20代の男性記者でも、腰の深さでは立っているのがやっとになった。

水難学会 安倍淳さん:
ひざよりも上、40センチよりも上になったらかなり危険

また、ひざ下までの深さを維持するためにも、川底の変化にも注意が必要。

水難学会 安倍淳さん:
足元に注意して、2メートルほど進んでいただけますか

記者が数メートルほど進んでみると、一気に腰下まで深くなった。

水難学会 安倍淳さん:
小学生だと、急にひざから胸まで深くなる感じ。胸まで流れを抱くと、浮力で方向を維持することができなくなる

急に深くなるのは、名取川だけではない。
こちらは水難学会が白石川で行った実験映像。最初は緩やかでも、深さが急激に増し、あっという間に頭しか出ていない状態になった。

水難学会 安倍淳さん:
大人がいるところが浅く見えるので、そこに近づいていくのに注意が必要。深さが変わっているんだよと教えてもらえればと思う

ポイント2:ライフジャケット着用

続いて、大切なことはライフジャケットを着ること。水に浮き、呼吸できるように助けてくれるライフジャケット。ただ腕を通すだけでなく、正しく装着できているかが重要だという。

水難学会 安倍淳さん:
お腹のところをしっかりと締める。上に上がらなくなる。ゆるいとジャケットだけが浮き、体が沈んでしまう。体と一緒になっていないと意味がない

また、ライフジャケットを着て流されたときは、体を後ろに傾けて無理に泳がない方がよいという。実際にやってみると、浅瀬に流れ着き、立つことができた。

水難学会 安倍淳さん:
流されてパニックになって戻ろうとすると、かえって危険な状態になる。息ができなくなり、危険な状態になる。浅いところまで流されてから立つように心掛ける

ポイント3:一人で助けに行かない

溺れた人を見つけても一人で助けに行かず、まずは落ち着いて声掛けをして、パニックを防ぐことが大切だという。

水難学会 安倍淳さん:
近くにいた人が浮き具もつけずに助けに行くのは2次事故につながる。それを避けて、声掛けをしてあげる。大丈夫、慌てないで、呼吸して流れてと言ってもらうだけでも安心できる

次に119番へ通報し、救助隊がすぐに助けられるよう、相手を見失わないように声掛けを続ける。

水難学会 安倍淳さん:
わが子が溺れていたらすぐに入りたい気持ちはよくわかるが、助けに行って亡くなる事例がすごく多い。それを防ぐためには事前に親子で、こういう危険があるなど話すことが大事

海水浴も注意 離岸流とは?

危険が潜むのは、川だけではない。これからオープンする海水浴場でも注意が必要。
宮城・七ヶ浜町の菖蒲田海水浴場は、2022年の夏は3年ぶりに開設される予定で、多くの利用客が見込まれている。海で一番気を付けたいのが離岸流。

水難学会 安倍淳さん:
離岸流は、どの海岸でも発生する。干潮、満潮によって位置が変わる

離岸流とは、岸から沖へ向かって流れる海水の流れのこと。その流れの速さは、毎秒2メートルに達する場合もある。

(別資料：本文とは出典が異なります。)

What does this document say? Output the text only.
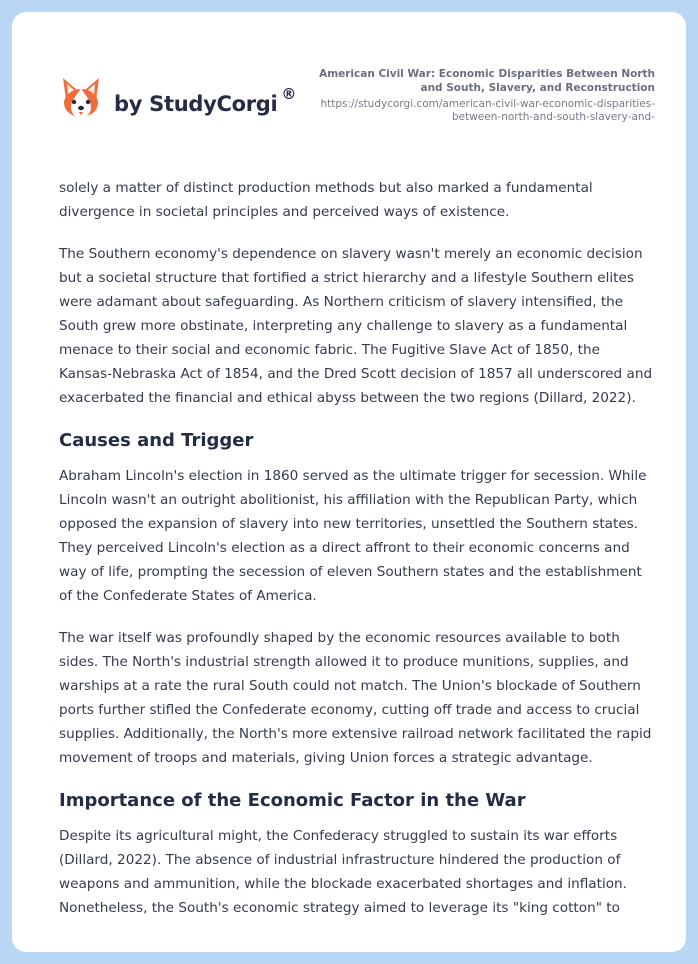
by StudyCorgi ®
American Civil War: Economic Disparities Between North and South, Slavery, and Reconstruction
https://studycorgi.com/american-civil-war-economic-disparities-between-north-and-south-slavery-and-

solely a matter of distinct production methods but also marked a fundamental divergence in societal principles and perceived ways of existence.

The Southern economy's dependence on slavery wasn't merely an economic decision but a societal structure that fortified a strict hierarchy and a lifestyle Southern elites were adamant about safeguarding. As Northern criticism of slavery intensified, the South grew more obstinate, interpreting any challenge to slavery as a fundamental menace to their social and economic fabric. The Fugitive Slave Act of 1850, the Kansas-Nebraska Act of 1854, and the Dred Scott decision of 1857 all underscored and exacerbated the financial and ethical abyss between the two regions (Dillard, 2022).

Causes and Trigger

Abraham Lincoln's election in 1860 served as the ultimate trigger for secession. While Lincoln wasn't an outright abolitionist, his affiliation with the Republican Party, which opposed the expansion of slavery into new territories, unsettled the Southern states. They perceived Lincoln's election as a direct affront to their economic concerns and way of life, prompting the secession of eleven Southern states and the establishment of the Confederate States of America.

The war itself was profoundly shaped by the economic resources available to both sides. The North's industrial strength allowed it to produce munitions, supplies, and warships at a rate the rural South could not match. The Union's blockade of Southern ports further stifled the Confederate economy, cutting off trade and access to crucial supplies. Additionally, the North's more extensive railroad network facilitated the rapid movement of troops and materials, giving Union forces a strategic advantage.

Importance of the Economic Factor in the War

Despite its agricultural might, the Confederacy struggled to sustain its war efforts (Dillard, 2022). The absence of industrial infrastructure hindered the production of weapons and ammunition, while the blockade exacerbated shortages and inflation. Nonetheless, the South's economic strategy aimed to leverage its "king cotton" to
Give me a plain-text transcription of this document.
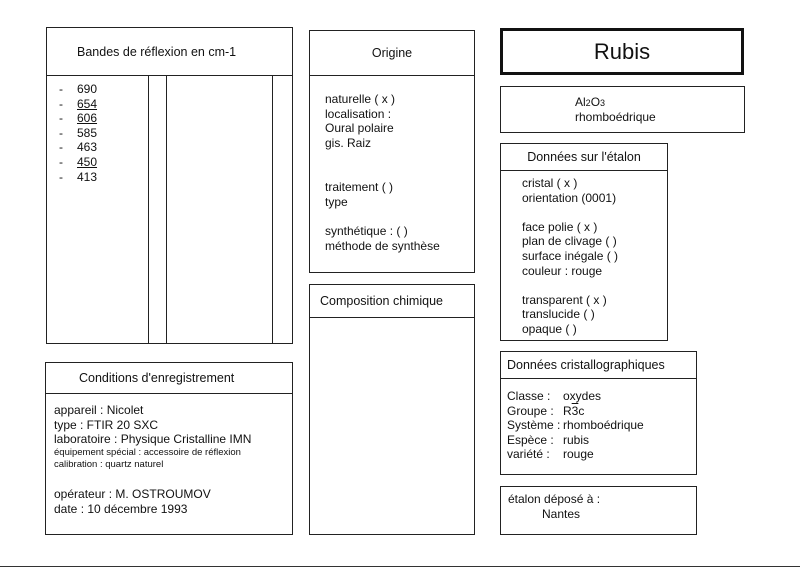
Bandes de réflexion en cm-1
- 690
- 654
- 606
- 585
- 463
- 450
- 413
Origine
naturelle ( x )
localisation :
Oural polaire
gis. Raiz
traitement ( )
type
synthétique : ( )
méthode de synthèse
Composition chimique
Rubis
Al2O3
rhomboédrique
Données sur l'étalon
cristal ( x )
orientation (0001)
face polie ( x )
plan de clivage ( )
surface inégale ( )
couleur : rouge
transparent ( x )
translucide ( )
opaque ( )
Données cristallographiques
Classe : oxydes
Groupe : R3c
Système : rhomboédrique
Espèce : rubis
variété : rouge
Conditions d'enregistrement
appareil : Nicolet
type : FTIR 20 SXC
laboratoire : Physique Cristalline IMN
équipement spécial : accessoire de réflexion
calibration : quartz naturel
opérateur : M. OSTROUMOV
date : 10 décembre 1993
étalon déposé à :
Nantes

この映像は2021年、宮城・気仙沼市の大谷海岸で行われた離岸流の調査の様子。遊泳区域の外で着色剤を海に流したところ、一気に沖へと流れたあと、海岸と平行に広がる様子が確認できた。

水難学会 安倍淳さん:
沖に流されてしまうので、慌てて流れに逆らって戻ろうとせずに、横に泳いで流れから抜けるか、ゆっくり流れて離岸流が収まるのを待って岸に戻る

また、安倍さんは海岸から見える離岸堤にも注意が必要だという。その前の砂浜は浅くなっていて近づきやすいものの、離岸堤の直前は急激に深くなっている。

一番大切なことは、海水浴場のことをよく知る監視員の指示をよく聞くこと。ルールを守ることが楽しい夏休みにつながっている。